"How poor are you?" That's what formerly rich guys ranging from hedge-fund kings and tech pioneers to bankers and trust-fund heirs are now asking each other at dinners around town.
This group doesn't care who ends up buying Wachovia. That's all background news; just one more sorry piece of detail in the carnage of a lost battle that's left them ruined. None believes US Treasury Secretary Henry Paulson's plan or its revisions can stave off devastation.
For a society that has pretended not to talk about money, while caring about little else, suddenly the experience of being nouveau pauvre is all that's on everyone's lips.
Startlingly, Manhattan bankers who once flew private, had yachts, homes, wives and servants, and owned art worth hundreds of millions, are not afraid to say: "We've lost everything."
Some of them even compare themselves with workers in Detroit: "At least I'm not as badly hit as that," they say.
Well, thank goodness for the reality check.
Last Friday night at a birthday party given for 200 of the former rich at a downtown circus where socialites wore jeans and the bar was open one financier asked about 10 other men in turn: "So how much have you lost?" All said: "Too much or enough to be ruinous."
People are even openly asking: "Dumped the wife yet? If not, why not? You hate her; she hates you. Now, you've nothing to lose ..."
On Saturday, I was invited to a baby shower. At the last moment we were called to be told: Absolutely No Gifts, Please.

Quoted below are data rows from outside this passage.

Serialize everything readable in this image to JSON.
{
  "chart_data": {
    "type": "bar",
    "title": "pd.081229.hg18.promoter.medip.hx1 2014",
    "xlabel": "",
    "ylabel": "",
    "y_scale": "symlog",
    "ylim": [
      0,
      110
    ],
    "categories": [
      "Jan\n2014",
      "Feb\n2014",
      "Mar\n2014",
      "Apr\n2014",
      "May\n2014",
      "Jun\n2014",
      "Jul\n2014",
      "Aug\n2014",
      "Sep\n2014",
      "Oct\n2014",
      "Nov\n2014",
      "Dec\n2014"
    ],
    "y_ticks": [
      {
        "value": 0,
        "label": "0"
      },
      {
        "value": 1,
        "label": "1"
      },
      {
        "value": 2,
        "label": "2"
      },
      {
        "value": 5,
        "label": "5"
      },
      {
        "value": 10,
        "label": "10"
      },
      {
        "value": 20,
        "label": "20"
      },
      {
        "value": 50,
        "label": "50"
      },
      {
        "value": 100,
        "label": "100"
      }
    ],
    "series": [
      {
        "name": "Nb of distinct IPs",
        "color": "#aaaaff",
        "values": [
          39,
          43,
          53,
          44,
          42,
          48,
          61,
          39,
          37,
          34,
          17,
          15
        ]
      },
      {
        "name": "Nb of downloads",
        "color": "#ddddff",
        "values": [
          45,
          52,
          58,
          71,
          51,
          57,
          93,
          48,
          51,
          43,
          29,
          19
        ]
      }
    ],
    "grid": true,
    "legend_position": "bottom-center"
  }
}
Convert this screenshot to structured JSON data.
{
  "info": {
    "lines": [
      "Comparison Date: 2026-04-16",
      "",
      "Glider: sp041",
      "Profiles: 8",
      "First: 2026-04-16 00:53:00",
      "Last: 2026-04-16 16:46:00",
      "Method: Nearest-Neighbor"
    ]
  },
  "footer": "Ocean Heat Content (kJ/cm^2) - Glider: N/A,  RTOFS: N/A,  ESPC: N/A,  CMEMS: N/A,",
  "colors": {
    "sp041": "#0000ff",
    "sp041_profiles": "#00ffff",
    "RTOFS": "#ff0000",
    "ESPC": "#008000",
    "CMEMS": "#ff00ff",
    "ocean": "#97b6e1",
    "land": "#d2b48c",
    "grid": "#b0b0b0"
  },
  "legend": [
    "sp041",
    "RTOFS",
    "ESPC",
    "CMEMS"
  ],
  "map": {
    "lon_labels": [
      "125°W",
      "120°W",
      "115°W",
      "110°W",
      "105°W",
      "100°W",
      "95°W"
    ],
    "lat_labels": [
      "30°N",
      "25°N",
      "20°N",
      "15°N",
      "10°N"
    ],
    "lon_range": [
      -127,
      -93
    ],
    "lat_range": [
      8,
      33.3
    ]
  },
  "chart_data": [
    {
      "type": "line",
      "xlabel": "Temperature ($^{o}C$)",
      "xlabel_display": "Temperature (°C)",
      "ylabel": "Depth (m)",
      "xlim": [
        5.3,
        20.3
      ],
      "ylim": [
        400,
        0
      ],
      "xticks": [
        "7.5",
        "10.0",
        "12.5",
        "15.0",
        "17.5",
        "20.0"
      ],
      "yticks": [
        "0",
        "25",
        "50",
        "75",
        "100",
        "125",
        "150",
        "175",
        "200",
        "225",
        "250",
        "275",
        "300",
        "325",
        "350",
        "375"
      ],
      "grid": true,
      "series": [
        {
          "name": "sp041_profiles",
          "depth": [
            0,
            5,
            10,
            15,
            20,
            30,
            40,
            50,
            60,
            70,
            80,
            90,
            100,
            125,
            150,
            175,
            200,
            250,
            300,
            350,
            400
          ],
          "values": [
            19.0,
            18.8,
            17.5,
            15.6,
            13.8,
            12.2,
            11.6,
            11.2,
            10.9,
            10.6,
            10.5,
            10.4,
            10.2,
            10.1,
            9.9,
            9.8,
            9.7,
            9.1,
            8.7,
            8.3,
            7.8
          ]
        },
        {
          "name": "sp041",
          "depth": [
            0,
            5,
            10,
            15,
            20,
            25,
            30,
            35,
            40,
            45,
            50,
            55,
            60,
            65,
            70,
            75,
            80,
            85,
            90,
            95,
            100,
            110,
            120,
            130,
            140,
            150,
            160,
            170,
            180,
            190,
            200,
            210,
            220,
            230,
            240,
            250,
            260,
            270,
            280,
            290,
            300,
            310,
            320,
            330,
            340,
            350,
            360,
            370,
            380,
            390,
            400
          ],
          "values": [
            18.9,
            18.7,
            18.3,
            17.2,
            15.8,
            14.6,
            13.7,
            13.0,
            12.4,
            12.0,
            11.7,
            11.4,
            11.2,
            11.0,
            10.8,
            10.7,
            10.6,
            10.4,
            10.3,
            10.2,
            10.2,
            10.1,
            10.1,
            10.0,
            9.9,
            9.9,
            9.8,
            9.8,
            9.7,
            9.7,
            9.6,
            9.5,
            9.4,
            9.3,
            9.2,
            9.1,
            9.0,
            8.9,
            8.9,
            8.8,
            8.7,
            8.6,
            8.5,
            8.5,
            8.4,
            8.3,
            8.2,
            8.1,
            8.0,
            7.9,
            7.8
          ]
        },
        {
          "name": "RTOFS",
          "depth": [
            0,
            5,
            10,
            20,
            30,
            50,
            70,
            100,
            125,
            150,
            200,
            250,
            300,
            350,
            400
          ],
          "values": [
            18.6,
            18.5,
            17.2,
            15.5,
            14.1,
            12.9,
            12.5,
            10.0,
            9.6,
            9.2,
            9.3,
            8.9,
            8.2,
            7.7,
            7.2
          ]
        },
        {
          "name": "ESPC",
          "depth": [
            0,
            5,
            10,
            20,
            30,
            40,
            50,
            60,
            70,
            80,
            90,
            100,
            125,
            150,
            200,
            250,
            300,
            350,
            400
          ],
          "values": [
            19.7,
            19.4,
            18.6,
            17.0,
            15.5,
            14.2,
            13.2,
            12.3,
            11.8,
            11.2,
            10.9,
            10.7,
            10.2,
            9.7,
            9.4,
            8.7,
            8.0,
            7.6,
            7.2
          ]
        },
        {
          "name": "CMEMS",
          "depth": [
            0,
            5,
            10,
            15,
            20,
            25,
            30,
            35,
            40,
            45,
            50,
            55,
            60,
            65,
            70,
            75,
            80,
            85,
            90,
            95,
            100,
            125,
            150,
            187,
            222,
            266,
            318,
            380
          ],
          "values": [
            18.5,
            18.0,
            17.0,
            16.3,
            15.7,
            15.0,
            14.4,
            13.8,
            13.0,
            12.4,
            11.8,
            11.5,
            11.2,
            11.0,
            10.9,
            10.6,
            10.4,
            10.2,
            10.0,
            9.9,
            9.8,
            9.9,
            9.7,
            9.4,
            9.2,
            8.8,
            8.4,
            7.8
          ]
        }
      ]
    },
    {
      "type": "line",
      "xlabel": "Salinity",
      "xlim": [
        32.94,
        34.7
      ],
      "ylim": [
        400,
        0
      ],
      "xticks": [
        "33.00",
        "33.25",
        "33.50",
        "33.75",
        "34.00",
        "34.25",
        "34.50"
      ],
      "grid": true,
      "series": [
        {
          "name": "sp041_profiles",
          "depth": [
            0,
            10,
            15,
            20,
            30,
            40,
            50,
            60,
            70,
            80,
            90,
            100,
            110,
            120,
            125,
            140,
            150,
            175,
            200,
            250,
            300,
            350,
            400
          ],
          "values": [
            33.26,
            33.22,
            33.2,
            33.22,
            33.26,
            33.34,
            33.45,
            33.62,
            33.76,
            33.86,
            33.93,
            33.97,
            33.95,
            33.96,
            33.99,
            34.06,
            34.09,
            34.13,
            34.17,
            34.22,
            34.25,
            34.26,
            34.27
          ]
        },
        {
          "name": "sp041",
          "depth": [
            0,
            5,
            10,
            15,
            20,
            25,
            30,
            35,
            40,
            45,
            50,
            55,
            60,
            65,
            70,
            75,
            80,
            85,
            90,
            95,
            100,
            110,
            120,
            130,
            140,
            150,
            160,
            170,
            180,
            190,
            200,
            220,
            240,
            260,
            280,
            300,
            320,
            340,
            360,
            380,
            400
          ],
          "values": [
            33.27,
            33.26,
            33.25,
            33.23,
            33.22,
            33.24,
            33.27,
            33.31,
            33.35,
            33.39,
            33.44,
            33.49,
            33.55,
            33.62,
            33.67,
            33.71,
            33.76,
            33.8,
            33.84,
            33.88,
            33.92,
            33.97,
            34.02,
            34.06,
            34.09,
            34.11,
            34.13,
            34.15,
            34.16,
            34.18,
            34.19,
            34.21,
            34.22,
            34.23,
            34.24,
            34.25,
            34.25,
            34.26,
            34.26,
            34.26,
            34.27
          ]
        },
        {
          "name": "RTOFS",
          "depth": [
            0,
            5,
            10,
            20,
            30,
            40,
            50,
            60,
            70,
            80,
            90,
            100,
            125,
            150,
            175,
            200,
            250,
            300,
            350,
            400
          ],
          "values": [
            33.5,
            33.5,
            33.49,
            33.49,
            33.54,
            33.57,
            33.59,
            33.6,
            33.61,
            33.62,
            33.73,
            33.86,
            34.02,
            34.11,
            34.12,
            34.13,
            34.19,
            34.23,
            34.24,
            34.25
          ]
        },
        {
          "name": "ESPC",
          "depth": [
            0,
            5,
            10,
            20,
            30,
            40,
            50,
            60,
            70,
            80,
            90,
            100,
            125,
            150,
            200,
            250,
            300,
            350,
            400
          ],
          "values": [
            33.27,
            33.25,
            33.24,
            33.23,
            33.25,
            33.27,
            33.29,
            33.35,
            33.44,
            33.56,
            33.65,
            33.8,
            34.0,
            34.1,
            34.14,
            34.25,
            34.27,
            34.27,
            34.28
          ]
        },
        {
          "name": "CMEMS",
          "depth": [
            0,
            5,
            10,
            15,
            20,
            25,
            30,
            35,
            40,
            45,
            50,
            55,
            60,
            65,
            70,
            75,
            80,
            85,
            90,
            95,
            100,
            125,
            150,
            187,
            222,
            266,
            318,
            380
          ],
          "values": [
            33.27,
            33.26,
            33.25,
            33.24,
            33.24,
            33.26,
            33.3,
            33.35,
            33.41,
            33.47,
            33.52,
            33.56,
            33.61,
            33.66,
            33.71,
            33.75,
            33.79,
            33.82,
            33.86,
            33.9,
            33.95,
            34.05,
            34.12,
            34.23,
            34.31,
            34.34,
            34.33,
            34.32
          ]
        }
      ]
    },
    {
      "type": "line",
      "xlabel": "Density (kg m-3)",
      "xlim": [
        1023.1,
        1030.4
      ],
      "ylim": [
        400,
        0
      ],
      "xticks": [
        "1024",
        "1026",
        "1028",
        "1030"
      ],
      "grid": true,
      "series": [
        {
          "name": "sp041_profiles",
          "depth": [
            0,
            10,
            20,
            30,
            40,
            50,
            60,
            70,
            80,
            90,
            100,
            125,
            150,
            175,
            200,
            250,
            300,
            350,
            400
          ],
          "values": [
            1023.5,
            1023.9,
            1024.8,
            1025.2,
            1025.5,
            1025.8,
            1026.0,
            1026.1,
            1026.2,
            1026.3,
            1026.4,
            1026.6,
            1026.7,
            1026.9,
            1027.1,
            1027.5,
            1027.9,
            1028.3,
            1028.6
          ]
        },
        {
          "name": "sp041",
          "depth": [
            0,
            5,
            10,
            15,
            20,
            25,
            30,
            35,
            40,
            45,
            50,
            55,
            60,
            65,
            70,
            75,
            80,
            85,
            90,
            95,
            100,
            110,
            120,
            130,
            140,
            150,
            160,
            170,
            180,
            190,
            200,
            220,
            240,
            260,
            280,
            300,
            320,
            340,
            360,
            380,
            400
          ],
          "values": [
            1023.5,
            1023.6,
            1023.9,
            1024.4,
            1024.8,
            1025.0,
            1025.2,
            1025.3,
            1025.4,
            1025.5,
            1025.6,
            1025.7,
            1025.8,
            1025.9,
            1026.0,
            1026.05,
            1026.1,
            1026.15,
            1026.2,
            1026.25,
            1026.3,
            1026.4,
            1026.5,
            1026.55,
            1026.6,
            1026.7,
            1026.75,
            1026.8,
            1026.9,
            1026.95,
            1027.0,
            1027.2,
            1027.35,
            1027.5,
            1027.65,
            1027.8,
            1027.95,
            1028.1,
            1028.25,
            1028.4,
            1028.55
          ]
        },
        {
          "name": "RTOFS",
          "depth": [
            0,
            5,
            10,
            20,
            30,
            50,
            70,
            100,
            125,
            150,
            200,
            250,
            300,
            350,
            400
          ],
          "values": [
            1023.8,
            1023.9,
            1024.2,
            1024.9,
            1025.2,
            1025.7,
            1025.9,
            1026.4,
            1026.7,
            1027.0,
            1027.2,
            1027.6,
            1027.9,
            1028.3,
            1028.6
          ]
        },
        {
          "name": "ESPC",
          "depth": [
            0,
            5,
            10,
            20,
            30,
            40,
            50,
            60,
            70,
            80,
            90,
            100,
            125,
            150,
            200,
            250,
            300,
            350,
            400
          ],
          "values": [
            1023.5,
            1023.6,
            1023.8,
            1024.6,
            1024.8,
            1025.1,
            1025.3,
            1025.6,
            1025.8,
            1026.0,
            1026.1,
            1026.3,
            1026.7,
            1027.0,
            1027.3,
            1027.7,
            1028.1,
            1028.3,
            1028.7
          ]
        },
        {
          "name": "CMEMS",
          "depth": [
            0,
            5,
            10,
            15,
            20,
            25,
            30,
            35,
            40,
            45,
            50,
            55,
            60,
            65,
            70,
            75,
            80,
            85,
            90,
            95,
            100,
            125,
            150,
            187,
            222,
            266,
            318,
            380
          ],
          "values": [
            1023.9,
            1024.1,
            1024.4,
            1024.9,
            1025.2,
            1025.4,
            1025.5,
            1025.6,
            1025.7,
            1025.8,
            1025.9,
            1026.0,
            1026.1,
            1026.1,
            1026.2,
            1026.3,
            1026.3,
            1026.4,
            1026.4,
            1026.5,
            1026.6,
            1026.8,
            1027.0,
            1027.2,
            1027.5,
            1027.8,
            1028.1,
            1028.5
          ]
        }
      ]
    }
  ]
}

Social liberation is the upside of what many fear will be the most harrowing few years anyone under 80 has experienced. One financier was so troubled not just by the fact that he's lost his millions but also by the effective collapse of government that he told me he is planning to retire to study government and to develop a think-tank to ensure we never see a breakdown like this one ever again.
There was talk of the end of America as a superpower. "We're done. Watch China rise," people are saying. Yet a few loners weren't about to quit. "This is the time to put our thinking caps on and innovate," said a Silicon Valley overlord. Well, let's hope he's thinking hard. With Wall Street in tatters, Silicon Valley may be our last hope.